While we were in Louisville, we went out to celebrate our nephew’s girlfriend’s birthday and she was turning twenty-one. I know for most it is a big celebration, but back in the day, I was never carded, so my birthday when I reached the age of majority was not a big deal, and in fact I had lucked out, even more so, because they had moved the age to eighteen and then back to twenty-one when I hit that age. The son chose the restaurant and he chose Vincenzo’s, one of the premier independent restaurants in the city, and near and dear to the family as he is a major benefactor to FEAT of Louisville; Families for Effective Autism Treatment, and in fact, right on the corner was the FEAT mascot. The son also engineered a surprise for his girlfriend, as her parents came in for the dinner from Indianapolis, so she was really excited.
There was six of us already seated at the table when the couple came in, and we were all looking at the menu and were hiding our faces, for the surprise, and it was just fun. Our waiter got into the act and carded her and said that because she didn’t have the proper “adult” driver’s license, that she couldn’t be served and I think the table did a group heavy sigh, until we realized that he was having some fun with her. Through the course of the evening, both Vincenzo and his brother Agostino, the head chef came out, to make sure everyone was enjoying the meal. There was a lot of great dishes ordered. My Bride ordered, and I could almost guarantee that she would order the Branzino. It was a pistachio-encrusted Sea Bas topped with Vegetable Caponata and garnished with King Crab meat. I had the Maiale All’a Rancio, which was a Berkshire Pork Tenderloin stuffed with walnuts, spinach, carrots, apples and Brandy with an Evan Williams Single Barrel reduction sauce. For dessert there was a special birthday cake that was shared by all.
In keeping with the theme of the restaurant we started off with the third wine from Tenuta dell ‘Ornellaia. The wine is made by the Frescobaldi family which has been producing wines for seven-hundred years. We had a bottle of Le Volte dell ‘Ornellaia Toscana IGT 2015. Ornellaia is one of the most famed of the “Super Tuscan” wines as they use vinifera that is not indicative of the area. This wine was a blend of sixty-seven percent Merlot, twenty percent Cabernet Sauvignon and the balance was Sangiovese (the grape of Tuscany). Each varietal was fermented separately in Stainless Steel, followed by malolactic fermentation again in Stainless Steel, then aged for ten months in Barrique and Cement tanks. My Brother-in-Law wanted something a bit bigger for the second wine and he went with a Barolo.
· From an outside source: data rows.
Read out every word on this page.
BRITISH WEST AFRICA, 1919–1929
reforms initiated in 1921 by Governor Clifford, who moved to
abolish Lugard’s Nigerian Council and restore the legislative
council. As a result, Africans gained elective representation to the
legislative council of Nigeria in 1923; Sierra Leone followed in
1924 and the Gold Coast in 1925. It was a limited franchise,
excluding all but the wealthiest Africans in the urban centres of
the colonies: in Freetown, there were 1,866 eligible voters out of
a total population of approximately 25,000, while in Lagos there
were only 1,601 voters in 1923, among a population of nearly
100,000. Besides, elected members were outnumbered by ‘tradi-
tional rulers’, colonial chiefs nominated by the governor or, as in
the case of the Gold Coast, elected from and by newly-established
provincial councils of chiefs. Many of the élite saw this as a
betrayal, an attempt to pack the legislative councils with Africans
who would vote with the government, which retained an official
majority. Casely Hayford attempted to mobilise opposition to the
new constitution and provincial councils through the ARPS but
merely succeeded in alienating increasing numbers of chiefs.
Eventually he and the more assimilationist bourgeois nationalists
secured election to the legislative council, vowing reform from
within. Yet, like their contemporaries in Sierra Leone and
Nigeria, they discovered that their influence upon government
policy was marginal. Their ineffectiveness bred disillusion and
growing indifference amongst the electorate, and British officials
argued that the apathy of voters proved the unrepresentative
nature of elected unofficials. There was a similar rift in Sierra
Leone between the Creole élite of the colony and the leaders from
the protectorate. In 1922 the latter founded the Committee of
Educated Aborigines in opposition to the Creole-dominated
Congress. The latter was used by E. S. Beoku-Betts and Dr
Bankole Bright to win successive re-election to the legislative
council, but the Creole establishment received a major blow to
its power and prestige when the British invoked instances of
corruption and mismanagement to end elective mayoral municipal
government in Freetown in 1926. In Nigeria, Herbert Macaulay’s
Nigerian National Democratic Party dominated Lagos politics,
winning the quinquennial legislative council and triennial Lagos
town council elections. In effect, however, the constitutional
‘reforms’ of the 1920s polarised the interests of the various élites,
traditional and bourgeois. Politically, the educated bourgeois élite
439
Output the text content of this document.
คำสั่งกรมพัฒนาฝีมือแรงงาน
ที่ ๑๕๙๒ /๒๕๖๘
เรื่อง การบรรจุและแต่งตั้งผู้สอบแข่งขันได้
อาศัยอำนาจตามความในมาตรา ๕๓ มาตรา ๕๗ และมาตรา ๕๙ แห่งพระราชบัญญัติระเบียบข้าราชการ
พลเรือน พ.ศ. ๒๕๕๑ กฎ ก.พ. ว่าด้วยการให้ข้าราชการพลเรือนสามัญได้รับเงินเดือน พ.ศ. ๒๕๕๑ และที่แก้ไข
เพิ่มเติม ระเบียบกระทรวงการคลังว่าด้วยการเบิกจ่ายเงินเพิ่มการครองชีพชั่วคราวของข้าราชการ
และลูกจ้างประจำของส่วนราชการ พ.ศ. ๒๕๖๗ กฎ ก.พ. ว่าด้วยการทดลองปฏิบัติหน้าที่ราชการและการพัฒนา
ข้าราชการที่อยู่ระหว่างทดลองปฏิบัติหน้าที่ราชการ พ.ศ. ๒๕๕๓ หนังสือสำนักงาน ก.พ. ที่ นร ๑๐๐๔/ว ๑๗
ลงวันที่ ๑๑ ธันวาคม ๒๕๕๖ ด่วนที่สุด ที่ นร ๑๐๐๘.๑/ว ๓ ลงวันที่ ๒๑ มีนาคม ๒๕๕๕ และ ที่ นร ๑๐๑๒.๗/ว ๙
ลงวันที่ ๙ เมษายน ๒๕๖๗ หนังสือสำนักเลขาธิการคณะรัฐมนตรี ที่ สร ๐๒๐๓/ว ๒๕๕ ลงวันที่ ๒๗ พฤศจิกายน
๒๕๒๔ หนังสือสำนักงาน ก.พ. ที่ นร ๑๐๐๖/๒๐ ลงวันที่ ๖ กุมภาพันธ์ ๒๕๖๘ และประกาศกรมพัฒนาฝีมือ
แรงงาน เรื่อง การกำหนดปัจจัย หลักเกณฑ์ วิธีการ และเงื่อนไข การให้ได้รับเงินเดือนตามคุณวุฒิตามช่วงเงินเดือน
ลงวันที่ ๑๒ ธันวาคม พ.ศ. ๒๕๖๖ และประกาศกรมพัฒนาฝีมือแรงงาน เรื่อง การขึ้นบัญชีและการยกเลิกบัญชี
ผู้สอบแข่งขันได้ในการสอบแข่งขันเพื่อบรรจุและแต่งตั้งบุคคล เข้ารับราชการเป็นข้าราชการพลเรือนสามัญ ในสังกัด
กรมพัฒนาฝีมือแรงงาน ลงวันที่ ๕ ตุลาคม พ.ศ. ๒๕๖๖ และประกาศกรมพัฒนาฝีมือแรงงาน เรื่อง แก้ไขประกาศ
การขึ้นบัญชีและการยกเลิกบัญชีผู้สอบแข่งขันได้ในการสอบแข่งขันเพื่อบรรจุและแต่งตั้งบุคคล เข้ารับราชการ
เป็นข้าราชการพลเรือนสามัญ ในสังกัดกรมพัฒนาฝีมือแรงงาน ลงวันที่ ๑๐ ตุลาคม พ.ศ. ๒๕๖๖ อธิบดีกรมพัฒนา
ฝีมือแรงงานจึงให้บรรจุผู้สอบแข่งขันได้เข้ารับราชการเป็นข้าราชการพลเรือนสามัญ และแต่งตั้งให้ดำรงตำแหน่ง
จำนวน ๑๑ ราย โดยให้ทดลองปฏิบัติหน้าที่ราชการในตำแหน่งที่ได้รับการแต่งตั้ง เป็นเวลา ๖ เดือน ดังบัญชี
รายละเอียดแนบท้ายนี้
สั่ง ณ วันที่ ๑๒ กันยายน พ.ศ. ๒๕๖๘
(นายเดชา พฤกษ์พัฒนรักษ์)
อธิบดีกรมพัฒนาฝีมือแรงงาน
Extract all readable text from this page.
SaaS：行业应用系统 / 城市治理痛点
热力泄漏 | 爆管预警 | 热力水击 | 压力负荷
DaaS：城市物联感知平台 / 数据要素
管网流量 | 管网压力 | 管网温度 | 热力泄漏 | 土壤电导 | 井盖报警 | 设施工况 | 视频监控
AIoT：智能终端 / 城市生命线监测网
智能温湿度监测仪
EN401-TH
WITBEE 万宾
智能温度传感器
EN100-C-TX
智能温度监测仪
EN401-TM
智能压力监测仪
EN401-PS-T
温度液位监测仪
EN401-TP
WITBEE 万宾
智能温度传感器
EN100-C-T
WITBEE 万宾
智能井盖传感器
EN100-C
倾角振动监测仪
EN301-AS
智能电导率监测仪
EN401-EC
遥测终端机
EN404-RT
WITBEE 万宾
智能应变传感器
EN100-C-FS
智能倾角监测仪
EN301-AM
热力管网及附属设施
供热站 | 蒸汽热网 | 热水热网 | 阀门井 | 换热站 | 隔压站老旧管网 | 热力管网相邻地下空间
The Azienda Agricola Gianfranco Alessandra Barolo DOCG 2012 was his selection. Here was a relatively new-comer for Barolo as they are only in their second generation of producing wines. A smaller estate, but Estate Grown and Bottled, this wine delivered the taste of the Nebbiolo grape the way I think it should be made, though we were drinking it quite young, as most Barolo wines need at least ten years to start mellowing out. It was a great night of family, food and wine.